Between 2021 and 2023, I worked with Dr. Jay Kikkawa at the University of Pennsylvania to model and develop a method for producing laser beams with high purity orbital angular momentum (OAM). Our work resulted in the following publication:

Sontag, A., Noyan, M., & Kikkawa, J. (2022). High purity orbital angular momentum of light. Optics Express 30(24), 43513-
          43521.


Image taken from Figure 2 of Sontag et al. (2022)


A beam of light can carry OAM in quantities mℏ per photon, for integer m, referred to as the topological charge of the beam. This occurs when each phase front of the beam forms an m-helix, or equivalently, when the phase of the light within a cross section perpendicular to the propagation axis varies from 0 to 2π  m times along any path around the propagation axis. In the above figure, panels (b) and (e) show phase cross sections with m=3.

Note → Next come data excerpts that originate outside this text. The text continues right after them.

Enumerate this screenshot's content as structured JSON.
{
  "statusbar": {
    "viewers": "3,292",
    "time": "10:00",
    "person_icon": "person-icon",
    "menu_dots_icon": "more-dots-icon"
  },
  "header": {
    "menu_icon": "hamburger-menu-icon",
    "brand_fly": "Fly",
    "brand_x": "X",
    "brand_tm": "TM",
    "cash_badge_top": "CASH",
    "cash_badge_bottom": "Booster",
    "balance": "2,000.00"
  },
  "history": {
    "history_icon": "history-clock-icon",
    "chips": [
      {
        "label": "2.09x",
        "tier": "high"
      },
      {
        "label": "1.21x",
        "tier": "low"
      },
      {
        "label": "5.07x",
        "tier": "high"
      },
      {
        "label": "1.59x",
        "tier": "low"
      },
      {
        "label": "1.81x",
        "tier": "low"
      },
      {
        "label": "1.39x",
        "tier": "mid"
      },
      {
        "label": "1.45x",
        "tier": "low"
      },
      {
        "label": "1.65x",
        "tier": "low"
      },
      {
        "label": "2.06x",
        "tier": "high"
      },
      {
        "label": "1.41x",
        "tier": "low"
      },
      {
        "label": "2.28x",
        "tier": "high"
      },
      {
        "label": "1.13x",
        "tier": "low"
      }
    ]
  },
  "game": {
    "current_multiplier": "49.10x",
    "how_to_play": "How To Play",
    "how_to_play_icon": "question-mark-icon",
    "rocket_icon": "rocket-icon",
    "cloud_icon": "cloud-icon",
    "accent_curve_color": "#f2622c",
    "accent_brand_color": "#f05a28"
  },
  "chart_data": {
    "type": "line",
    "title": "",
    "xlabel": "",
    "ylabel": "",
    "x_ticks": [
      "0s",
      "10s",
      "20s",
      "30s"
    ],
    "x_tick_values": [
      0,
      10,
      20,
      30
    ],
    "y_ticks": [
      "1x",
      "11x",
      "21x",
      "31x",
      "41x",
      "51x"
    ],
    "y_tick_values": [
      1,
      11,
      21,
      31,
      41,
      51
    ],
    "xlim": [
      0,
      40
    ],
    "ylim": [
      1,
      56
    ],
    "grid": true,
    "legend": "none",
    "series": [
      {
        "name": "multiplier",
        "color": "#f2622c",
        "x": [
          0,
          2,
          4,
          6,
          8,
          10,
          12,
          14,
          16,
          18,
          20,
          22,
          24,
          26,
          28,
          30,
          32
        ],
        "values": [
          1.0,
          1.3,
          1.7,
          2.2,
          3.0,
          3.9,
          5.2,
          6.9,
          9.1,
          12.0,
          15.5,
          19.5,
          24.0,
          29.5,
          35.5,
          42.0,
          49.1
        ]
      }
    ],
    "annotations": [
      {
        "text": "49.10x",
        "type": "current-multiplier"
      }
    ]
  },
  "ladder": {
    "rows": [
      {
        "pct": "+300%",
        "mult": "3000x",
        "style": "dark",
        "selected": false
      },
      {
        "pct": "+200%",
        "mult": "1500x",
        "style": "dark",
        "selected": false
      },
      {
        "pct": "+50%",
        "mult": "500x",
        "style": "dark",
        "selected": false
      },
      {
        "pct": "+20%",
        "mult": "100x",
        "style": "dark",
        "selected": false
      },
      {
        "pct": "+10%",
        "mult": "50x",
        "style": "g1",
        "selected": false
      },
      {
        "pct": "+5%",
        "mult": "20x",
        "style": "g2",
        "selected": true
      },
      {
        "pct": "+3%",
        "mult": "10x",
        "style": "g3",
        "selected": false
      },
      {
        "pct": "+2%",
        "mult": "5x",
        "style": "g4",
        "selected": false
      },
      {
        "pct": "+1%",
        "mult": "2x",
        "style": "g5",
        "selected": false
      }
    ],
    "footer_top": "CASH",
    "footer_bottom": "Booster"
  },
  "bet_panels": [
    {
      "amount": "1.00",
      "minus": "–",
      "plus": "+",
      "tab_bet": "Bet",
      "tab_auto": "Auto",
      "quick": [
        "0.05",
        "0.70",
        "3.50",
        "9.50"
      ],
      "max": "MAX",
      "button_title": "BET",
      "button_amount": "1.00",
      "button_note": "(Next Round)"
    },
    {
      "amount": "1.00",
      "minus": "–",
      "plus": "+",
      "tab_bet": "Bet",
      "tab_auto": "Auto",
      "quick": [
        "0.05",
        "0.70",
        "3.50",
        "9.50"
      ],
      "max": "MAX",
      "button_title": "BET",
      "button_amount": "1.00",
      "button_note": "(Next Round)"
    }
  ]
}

Any configuration of light can be expressed as a linear combination of Laguerre-Gaussian (LG) modes, with radial index p and azimuthal index m. A single such mode carries an OAM topological charge of precisely m. These modes are exact solutions of the paraxial Helmholtz equation, and thus do not mix upon propagation. A single LG mode carries a well-defined topological charge, and has a perfectly localized phase singularity along its beam axis. A nontrivial linear combination of such modes, however, breaks into multiple disjoint phase singularities upon propagation. This breakdown is undesirable for many of the use-cases of OAM beams, including quantum computation.

The goal of our research was to model the production of OAM modes via diffraction of a Gaussian beam off of a holographic grating (a common practice), and then to fine-tune the grating pattern in order to isolate singular LG modes, which can propagate stably. We derived a correction to the standard holographic pattern which can be applied in a number of different ways, and which allows for arbitrarily pure LG mode production with controllable intensity losses.

The figure above shows cross sections of the uncorrected (top row) and corrected (bottom row) outputs of the modeled process described above. The leftmost column is the beam intensity, the middle column is the beam phase, and the rightmost column is the Poynting vector skew angle plotted versus radius.